I am a different person today. So unlike the old me, at least in some ways. I know what I experienced, although others who were present in my life then might give differing accounts for why I acted the way I did. I once overheard my father talking on the phone and describing how, in the far-off past, I used to deliberately ignore people when they spoke to me. I could tell that he was writing me off as rude because he assumed I had an attitude problem. He’ll never know the deeper reasons for my behavior during those times in my life. I am fine with never revealing my side of the story to him or any of my family, partially because it’s a dialogue I wouldn’t know how to open and I am content to let them believe what they want. To truly know a person’s whole heart, the good and bad, is a too difficult endeavor, anyway.


4 thoughts on “A Complicated Mess

  1. That last line is very powerful, and I agree. I’ve worked on phones at a few work places, and some of my colleagues like saying to the callers ‘I understand’ when the callers were expressing some kind of frustration. I hate that phrase, because I will never understand completely how another person feels. We are all different, and for each of us anxiety is different.

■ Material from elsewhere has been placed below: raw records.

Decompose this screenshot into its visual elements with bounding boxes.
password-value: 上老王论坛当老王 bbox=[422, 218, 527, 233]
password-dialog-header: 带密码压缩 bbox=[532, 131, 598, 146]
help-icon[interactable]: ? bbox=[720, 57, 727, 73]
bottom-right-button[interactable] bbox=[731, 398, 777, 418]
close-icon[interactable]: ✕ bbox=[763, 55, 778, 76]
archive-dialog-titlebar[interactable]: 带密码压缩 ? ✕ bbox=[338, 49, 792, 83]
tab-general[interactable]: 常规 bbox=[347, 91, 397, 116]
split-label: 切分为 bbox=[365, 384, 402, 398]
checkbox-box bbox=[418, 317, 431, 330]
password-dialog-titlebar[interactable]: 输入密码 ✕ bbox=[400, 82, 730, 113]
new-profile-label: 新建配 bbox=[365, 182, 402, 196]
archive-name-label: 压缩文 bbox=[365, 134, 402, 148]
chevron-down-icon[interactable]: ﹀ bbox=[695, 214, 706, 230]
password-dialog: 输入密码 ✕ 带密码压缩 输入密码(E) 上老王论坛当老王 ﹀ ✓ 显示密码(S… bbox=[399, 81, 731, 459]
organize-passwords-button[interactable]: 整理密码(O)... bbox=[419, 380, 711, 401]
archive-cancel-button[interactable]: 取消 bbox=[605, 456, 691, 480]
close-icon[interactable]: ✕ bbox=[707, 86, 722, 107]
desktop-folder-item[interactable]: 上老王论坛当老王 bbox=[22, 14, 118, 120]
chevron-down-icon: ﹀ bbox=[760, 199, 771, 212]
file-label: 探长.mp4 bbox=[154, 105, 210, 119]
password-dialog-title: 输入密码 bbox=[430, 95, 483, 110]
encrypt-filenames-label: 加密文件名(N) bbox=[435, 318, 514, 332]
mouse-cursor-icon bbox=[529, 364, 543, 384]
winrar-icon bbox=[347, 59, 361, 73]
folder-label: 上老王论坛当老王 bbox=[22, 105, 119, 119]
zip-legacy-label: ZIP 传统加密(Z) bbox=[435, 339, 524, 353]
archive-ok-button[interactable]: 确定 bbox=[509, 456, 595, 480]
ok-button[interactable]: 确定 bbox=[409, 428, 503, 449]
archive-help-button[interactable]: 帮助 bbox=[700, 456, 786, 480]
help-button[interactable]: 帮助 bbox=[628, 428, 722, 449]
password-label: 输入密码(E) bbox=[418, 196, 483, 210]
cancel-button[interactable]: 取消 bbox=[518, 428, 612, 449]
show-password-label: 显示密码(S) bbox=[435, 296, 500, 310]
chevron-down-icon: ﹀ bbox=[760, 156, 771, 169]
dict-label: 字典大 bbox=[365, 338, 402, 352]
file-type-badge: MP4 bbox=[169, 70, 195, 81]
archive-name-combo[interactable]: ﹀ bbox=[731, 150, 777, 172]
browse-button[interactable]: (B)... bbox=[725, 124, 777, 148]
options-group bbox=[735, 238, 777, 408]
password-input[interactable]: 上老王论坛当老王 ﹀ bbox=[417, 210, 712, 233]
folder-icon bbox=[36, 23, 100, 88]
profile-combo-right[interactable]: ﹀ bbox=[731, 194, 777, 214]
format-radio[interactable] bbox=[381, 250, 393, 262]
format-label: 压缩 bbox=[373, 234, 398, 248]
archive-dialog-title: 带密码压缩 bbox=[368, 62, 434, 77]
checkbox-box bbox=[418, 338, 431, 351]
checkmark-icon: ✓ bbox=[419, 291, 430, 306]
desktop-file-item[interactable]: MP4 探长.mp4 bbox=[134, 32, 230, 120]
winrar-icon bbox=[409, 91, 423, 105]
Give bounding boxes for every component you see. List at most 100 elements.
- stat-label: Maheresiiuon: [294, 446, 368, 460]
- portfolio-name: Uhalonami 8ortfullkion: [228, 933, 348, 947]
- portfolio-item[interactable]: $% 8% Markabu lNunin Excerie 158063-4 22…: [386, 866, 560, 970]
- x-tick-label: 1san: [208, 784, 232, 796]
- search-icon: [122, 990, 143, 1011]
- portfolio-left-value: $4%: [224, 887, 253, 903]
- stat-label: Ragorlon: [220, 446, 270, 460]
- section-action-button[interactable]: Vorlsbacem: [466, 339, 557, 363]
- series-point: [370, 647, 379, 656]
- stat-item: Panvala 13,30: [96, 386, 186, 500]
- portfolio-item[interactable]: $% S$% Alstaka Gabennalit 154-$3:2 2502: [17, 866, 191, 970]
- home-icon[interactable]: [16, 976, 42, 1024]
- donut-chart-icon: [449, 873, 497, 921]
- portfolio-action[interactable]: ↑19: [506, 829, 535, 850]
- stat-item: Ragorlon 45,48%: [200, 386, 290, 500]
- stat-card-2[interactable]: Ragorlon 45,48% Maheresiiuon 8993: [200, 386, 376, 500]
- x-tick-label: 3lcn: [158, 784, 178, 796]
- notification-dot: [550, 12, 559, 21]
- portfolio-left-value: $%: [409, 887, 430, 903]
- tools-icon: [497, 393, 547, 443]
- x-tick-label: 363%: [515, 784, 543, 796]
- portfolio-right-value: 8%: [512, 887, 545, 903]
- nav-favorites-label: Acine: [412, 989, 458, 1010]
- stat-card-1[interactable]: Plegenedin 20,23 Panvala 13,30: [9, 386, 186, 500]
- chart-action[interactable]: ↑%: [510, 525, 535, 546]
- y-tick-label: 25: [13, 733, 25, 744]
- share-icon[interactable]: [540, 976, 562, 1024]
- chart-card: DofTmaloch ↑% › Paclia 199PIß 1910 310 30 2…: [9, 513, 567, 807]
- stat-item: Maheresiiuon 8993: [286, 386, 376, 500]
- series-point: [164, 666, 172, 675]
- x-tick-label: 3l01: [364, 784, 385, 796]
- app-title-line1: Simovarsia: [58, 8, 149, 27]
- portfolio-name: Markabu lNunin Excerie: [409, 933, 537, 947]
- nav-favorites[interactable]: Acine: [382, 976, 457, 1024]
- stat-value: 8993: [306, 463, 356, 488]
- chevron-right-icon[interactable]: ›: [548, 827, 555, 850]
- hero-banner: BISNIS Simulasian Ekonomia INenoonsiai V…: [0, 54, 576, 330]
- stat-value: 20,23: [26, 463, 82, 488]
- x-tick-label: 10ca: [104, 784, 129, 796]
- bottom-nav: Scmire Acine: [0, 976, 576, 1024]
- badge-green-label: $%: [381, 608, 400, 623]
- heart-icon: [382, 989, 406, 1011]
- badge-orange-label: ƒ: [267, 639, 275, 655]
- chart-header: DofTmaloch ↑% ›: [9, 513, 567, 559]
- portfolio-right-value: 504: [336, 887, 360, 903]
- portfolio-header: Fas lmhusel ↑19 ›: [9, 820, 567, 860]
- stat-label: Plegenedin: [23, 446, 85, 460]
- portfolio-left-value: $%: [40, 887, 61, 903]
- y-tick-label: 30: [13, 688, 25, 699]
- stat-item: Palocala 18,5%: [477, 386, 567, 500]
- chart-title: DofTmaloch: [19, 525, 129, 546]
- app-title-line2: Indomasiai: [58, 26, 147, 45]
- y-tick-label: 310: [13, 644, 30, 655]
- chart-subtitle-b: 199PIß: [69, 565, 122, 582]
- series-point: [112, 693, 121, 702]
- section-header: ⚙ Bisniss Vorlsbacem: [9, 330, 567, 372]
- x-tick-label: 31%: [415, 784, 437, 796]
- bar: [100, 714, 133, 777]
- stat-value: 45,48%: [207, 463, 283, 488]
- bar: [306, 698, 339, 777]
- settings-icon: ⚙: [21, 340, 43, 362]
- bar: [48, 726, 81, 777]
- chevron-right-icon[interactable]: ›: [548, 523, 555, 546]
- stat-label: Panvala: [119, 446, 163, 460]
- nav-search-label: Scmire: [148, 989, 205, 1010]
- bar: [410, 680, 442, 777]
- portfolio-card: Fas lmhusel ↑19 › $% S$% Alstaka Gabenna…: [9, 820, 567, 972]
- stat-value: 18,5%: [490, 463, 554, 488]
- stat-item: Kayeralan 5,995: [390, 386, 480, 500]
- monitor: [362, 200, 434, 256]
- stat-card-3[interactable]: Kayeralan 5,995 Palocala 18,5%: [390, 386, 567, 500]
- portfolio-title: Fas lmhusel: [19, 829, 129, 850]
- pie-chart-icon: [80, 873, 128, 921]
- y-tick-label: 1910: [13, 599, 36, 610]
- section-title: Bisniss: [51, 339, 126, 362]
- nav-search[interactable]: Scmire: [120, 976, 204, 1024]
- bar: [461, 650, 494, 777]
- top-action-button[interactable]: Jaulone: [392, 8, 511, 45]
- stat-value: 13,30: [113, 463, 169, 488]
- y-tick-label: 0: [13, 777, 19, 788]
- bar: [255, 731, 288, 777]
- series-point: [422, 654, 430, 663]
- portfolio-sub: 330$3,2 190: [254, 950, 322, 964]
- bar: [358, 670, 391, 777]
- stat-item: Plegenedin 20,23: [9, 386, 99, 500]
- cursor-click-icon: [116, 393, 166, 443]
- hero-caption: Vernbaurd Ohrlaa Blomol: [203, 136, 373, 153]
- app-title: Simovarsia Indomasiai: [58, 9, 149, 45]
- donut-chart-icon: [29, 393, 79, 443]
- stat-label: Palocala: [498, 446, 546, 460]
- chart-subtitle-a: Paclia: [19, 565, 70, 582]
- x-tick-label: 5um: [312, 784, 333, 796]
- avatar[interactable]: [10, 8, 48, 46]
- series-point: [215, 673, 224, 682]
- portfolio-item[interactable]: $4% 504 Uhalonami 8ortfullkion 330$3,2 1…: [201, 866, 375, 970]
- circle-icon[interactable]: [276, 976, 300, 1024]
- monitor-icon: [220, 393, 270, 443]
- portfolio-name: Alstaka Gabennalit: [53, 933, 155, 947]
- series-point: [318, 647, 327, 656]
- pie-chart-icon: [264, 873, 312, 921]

    I find it interesting to hear your parents asked what’s wrong with you. I was also very quiet growing up and my parents took that as a sign of obedience. But like many typical Chinese parents, I suppose your parents wanted you to be a high achiever with many connections, and look like you were always ready to jump at the next opportunity rather than not say much or hold back. Anxiety is a powerful thing, and it can overwhelm the person. Up until today, I still find it hard to say anything to a stranger or someone I just met. But I try to say a few words where possible…even small talk though it sounds and feels ridiculous me.

    Liked by 1 person

    1. I was always longing for a different kind of childhood once I was old enough to understand Western influences and be influenced by Western depictions of families. At times now it’s still hard for me to look back on memories and see if I feel frustrated by my parents because I think they didn’t do enough for me as parents or if I feel frustrated because they weren’t making me their priority like some Western families did. I perceived my parents only seemed to ask about what was going on if I seemed unhappy or upset. They too took my quietness as a sign of a good child and how I wasn’t like other kids who constantly made trouble. That’s why I get the sense mental health is overlooked in some asian families because some really value a child who seems to listen and obey quietly and kinda assume the child is just docile without thinking of what is actually going on inside the child’s mind.

      I don’t think I’ll ever truly know a person’s heart. Even knowing things about my parents, my own perception of how they acted or behaved may not be how they perceive themselves or what was going through their minds when the event happened. I feel a distance between generations that will never close, too, since my parents will never know what it is like to grow up on American soil while I will never know what it felt like for my parents growing up overseas where they each faced different life challenges I will never experience. I agree that the “I understand” line is a gimmick for strangers on the phone to be polite and cordial.

      Small talk is a tough barrier to overcome. I still feel extremely weird if I ask a person a bunch of questions to possibly get to know him/her better and feel as if I’m interrogating the person.